Мой Водила и говорит Бармену:
— Они меня вместе с тачкой у моих делашей перекупили на месяц, загрузили фанерными кипами — полтора метра на полтора — и вместе с этой фанерой запродали меня на корню Сименсу. Я в Мюнхене разгружусь и начну на этого Сименса почти месяц по Германии как папа Карло вкалывать... Да, кстати!.. — Мой Водила повернулся к Лысому. — Я все хотел тебя спросить, да в суматохе запамятовал... Чего это твои винно водочники вдруг взялись фанерой торговать?
— Откуда мне знать? Может, излишки распродают... Тебе-то что? — ответил Лысый, и я четко почувствовал, что он снова врет! Что-то он такое знает, чего моему Водиле знать не положено. Я даже жрать перестал. Смотрю, и Рудольф навострил уши. Уж на что ленивый, обожравшийся, разжиревший Котяра, а и то в словах Лысого какую-то подлянку почуял. Видать, есть еще у него порох в пороховницах, как говорил Шура Плоткин. На то мы и Коты...
— С таможней заморочек не было? — спросил Бармен. — А то они сейчас лютуют по-страшному! Все жить хотят, да не на что...
— Меня даже не досматривали — столько лет каждая собака знает, — сказал мой Водила и спросил у Лысого: — А тебя вроде пошерстили малость, да?
— А, пустяки... — отмахнулся Лысый — Водка и водка. Груз под пломбой, накладные в порядке. Сам — чистенький.
«Если не считать полный карман долларов и запах кокаина...» — подумал я, но Рудольфу об этом не сказал.
— Ну и слава Богу! — сказал Бармен. — А то после того как немецкая таможня нескольких наших за жопу взяла за провоз наркотиков, так они теперь и в Киле, и в Любеке, и в Бремерхафене, и в самом Гамбурге чуть ли не каждый российский груз вскрывают и собачонок таких маленьких пускают, которые специально на наркотики натасканы. Поляки горят на этом еще больше наших!
И тут мы с Рудольфом в четыре глаза увидели, как Лысый нервно зашаркал под столом ногами.
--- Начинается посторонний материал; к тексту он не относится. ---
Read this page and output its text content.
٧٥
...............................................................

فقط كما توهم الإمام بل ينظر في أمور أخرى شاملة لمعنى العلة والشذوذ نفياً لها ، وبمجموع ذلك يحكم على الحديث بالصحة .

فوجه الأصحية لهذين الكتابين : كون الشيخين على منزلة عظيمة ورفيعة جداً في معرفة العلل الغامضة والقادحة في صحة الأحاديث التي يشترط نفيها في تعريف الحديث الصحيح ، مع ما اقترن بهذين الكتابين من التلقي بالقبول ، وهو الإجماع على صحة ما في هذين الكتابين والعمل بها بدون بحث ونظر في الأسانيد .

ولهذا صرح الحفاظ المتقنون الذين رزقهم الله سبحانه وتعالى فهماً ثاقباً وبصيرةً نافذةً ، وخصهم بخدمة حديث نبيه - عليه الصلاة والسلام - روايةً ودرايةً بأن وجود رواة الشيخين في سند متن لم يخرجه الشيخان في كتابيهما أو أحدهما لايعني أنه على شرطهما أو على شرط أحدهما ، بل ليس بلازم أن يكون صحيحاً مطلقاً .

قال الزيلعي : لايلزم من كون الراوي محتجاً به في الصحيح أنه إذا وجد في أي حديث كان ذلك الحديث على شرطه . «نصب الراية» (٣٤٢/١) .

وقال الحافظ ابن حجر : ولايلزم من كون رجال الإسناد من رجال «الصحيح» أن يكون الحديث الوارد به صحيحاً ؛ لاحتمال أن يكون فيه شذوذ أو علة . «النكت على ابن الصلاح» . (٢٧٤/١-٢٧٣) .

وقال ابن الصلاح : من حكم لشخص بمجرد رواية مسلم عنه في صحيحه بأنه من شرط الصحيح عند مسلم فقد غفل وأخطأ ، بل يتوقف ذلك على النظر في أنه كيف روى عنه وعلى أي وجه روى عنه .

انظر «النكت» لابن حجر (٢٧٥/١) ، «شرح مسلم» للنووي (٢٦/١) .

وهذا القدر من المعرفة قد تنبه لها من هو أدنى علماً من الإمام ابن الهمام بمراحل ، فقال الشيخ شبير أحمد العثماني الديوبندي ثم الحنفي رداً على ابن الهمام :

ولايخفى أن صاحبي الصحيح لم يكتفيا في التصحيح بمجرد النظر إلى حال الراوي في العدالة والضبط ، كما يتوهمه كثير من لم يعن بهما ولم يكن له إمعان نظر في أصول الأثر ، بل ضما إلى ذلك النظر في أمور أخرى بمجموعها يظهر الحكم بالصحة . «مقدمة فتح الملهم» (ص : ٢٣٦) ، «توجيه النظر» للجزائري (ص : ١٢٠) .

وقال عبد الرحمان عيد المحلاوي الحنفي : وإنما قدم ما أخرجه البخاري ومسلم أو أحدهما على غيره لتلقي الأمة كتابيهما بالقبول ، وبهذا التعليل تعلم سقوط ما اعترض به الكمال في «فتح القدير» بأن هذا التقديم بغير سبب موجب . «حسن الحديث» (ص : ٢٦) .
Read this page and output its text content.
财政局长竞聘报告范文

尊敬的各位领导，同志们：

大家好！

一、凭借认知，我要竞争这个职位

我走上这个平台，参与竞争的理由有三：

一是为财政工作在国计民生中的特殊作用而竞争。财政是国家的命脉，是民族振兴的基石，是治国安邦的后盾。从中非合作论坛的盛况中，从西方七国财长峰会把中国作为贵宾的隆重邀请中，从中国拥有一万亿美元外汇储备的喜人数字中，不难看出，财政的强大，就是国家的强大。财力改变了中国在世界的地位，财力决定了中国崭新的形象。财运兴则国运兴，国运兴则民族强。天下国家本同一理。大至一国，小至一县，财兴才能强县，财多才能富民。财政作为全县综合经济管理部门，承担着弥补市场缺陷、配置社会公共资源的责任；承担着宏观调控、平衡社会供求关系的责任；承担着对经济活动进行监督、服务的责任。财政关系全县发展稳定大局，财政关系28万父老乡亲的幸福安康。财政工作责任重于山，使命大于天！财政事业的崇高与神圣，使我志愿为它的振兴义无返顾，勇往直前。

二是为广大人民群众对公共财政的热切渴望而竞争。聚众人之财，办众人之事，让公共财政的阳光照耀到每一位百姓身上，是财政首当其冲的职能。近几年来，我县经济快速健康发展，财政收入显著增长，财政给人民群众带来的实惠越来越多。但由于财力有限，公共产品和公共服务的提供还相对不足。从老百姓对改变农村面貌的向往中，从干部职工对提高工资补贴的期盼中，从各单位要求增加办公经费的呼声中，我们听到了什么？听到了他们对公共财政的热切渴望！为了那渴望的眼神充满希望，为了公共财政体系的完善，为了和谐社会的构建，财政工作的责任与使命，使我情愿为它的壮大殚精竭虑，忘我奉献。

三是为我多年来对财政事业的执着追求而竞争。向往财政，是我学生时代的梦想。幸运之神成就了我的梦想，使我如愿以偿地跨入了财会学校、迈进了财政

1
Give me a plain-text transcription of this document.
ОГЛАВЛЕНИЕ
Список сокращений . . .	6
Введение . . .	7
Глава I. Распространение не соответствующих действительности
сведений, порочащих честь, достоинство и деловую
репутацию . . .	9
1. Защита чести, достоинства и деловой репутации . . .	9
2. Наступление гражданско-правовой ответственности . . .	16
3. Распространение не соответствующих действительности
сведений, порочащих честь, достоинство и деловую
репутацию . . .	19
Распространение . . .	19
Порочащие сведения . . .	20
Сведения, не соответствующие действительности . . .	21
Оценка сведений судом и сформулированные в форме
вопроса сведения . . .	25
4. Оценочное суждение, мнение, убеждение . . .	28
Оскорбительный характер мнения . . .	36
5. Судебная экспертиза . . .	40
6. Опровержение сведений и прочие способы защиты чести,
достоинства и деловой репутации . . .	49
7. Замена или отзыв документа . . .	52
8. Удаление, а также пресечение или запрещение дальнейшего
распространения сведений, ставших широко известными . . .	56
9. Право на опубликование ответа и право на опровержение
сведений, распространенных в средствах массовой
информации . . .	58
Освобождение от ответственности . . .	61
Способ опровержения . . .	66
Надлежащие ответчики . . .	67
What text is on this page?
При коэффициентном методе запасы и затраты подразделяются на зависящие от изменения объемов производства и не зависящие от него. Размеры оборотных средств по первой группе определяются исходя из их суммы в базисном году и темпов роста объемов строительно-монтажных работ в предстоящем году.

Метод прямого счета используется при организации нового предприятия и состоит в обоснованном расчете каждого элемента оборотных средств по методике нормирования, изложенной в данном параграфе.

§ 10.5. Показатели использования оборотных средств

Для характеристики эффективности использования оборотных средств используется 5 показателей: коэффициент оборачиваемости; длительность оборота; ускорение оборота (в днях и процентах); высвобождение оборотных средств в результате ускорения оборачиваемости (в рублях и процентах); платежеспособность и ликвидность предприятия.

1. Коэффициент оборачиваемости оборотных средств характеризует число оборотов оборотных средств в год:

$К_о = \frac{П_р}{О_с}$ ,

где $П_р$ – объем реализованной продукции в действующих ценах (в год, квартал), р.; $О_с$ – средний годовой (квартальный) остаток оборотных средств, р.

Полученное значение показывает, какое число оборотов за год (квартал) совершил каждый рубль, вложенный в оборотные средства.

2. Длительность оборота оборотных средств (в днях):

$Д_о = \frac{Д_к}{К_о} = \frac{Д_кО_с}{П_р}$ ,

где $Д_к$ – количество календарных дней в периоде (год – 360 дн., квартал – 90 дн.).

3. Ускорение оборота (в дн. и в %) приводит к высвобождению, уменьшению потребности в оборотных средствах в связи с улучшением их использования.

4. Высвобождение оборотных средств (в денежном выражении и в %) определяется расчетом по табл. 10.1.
Ясно было, что хотел сдержаться и не смог. Нервы не выдержали.
—Тебе не кажется, что этот мудак, — и толстый Рудик показывает на ноги Лысого, — во что-то сильно вмазан? Уж больно он дергается...
— М-гу, — говорю. — Еще как кажется!
А сам смотрю на ноги моего Водилы— дернутся они тоже или нет? Ноги как ноги. Полуботиночки такие стильные. Примерно сорок четвертого размера. Это я так на глаз определил. Потому что у Шуры Плоткина был сорок первый, а эти размера на три побольше. И стоят Водильские задние лапы ну совершенно спокойно! Не дергаются, не сучат, не перескакивают, как у Лысого, с места на место...
Вот под стол рука Водилы опустилась. Меня погладила, штанину задрала... Почесала ногу выше носка своими железобетонными ногтями... И снова меня погладила. И исчезла. А ноги как стояли спокойненько, так и продолжают стоять...
Рудольф тоже следит за ногами моего Водилы и так лениво, едва не засыпая, говорит мне:
— По-моему, Твой даже понятия не имеет, о чем идет разговор...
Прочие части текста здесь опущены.